Hedge fund manager George Schultze says he may avoid lending to any more unionized companies after being burned by President Barack Obama in Chrysler LLC’s bankruptcy.
Obama put Chrysler under court protection on April 30 after lenders balked at a proposal giving them about 29 cents on the dollar for their $6.9 billion in debt. The investors said the president’s plan favored a union retiree medical fund whose claims ranked behind them for repayment. It was offered a 55 percent equity stake in the automaker.
Pacific Investment Management Co. [this is PIMCO, and it along with Barclay, are heavy players}, Barclays Capital and Fridson Investment Advisors have joined Schultze Asset Management LLC in saying lenders may be unwilling to back unionized companies with underfunded pension and medical obligations, such as airlines and auto-industry suppliers, because Chrysler’s creditors failed to block Obama’s move. The reluctance may put additional pressure on borrowers seeking capital in the worst financial crisis since the Great Depression.
“Lenders will have to figure out how to price this risk,” Schultze, 39, said in a telephone interview from his office in Purchase, New York. “The obvious one is: Don’t lend to a company with big legacy liabilities or demand a much higher rate of interest because you may be leapfrogged in a bankruptcy.”
‘Rights Were Trashed’
Jack Welch, former chief executive officer of General Electric Co., criticized how the government handled Chrysler’s bankruptcy, saying unions were favored at the expense of creditors.
“I didn’t like the terms,” Welch, 73, said in an interview yesterday at the Boston Convention Center. “The creditors’ rights were trashed and the unions got 55 percent of the company.”
A U.S. Treasury spokesperson said the Chrysler bankruptcy “was handled strictly as a commercial transaction, with all parties treated fairly throughout the process.”
The struggle between creditors and labor has also reached Hartmarx Corp., the 122-year-old clothing maker in Chicago that made the suit Obama wore to his inauguration. Unions are gaining government support in a fight against Wells Fargo & Co., the bankrupt company’s lender.
General Motors Corp., which accepted $15.4 billion in U.S. taxpayer aid, is also giving unions preferential treatment over bondholders in its restructuring, even though their claims rank equally. The biggest owners of GM debt include San Mateo, California-based Franklin Resources Inc. and Capital Research & Management Co. of Los Angeles, regulatory filings show.

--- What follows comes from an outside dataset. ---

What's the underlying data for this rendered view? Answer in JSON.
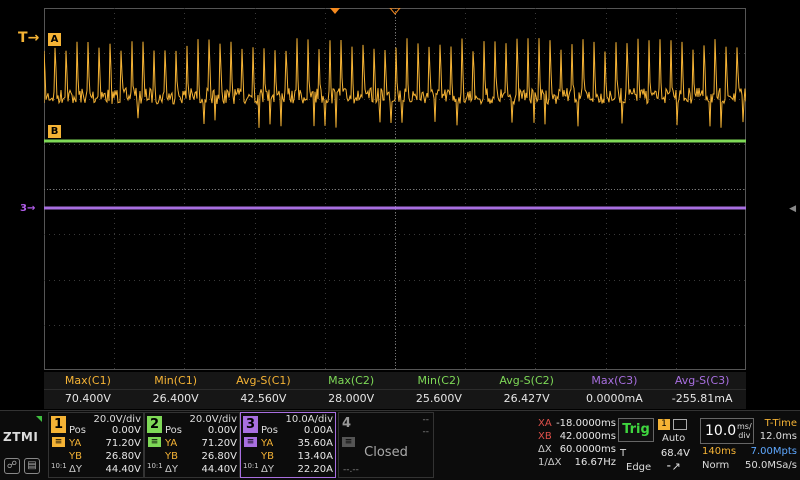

Detroit-based GM on April 27 asked the investors to swap $27 billion in debt for a 10 percent stake in the reorganized automaker, while offering a retiree health-care fund $10 billion in cash and as much as a 39 percent stake for $20 billion in unsecured claims.
“It’s terrible precedent,” said Schultze. “The sad thing is it impacts the manufacturing sector and the companies that have legacy liabilities directly. It will be nearly impossible, or much more expensive, to get secured financing for these type of companies.”
Unions spent $52 million to help elect Obama, which includes $5 million from the United Auto Workers, according to OpenSecrets.org, a Washington-based organization that tracks campaign spending. Roger Kerson, a spokesman for the UAW in Detroit, declined to comment.
A committee of GM bondholders rejected the offer and asked Obama’s auto task force on April 30 for 58 percent of the company’s equity. Their proposal hasn’t been adopted and bankruptcy is “probable,” Fritz Henderson, GM’s chief executive officer, said in a Bloomberg Television interview last week.
While debt prices haven’t yet reflected the shunning of unionized companies by investors, steel and automakers and airlines will face higher borrowing costs when they attempt to raise funds, Schultze said.
Fort Worth, Texas-based AMR Corp. employs about 90,000 and 67 percent are represented by unions. AMR had about $4.2 billion in underfunded pension obligations as of year-end, according to Fitch Ratings.
“Creditors are justifiably concerned” about what precedent the auto bailouts are setting, said Mark Kiesel, global head of corporate bond portfolios at Pimco in Newport Beach, California. Pimco managed $747 billion as of Dec. 31.
“When you get these companies that have legacy costs, that’s something you have to factor in when evaluating credit risk,” Kiesel said. “Any investor is going to price in increasing political risk in considering where to put their money.”
The government’s “grassroots trend” signals “an increasing uncertainty of cash flows from financial assets” and risk premiums will increase as a result, Gross wrote.
“People are starting to think ‘This is a very activist administration, even more than we counted on,’” said Martin Fridson, CEO of money manager Fridson Investment Advisors in New York. “If it comes down to the interest of creditors or labor unions, the administration is going to override what you thought you could do.”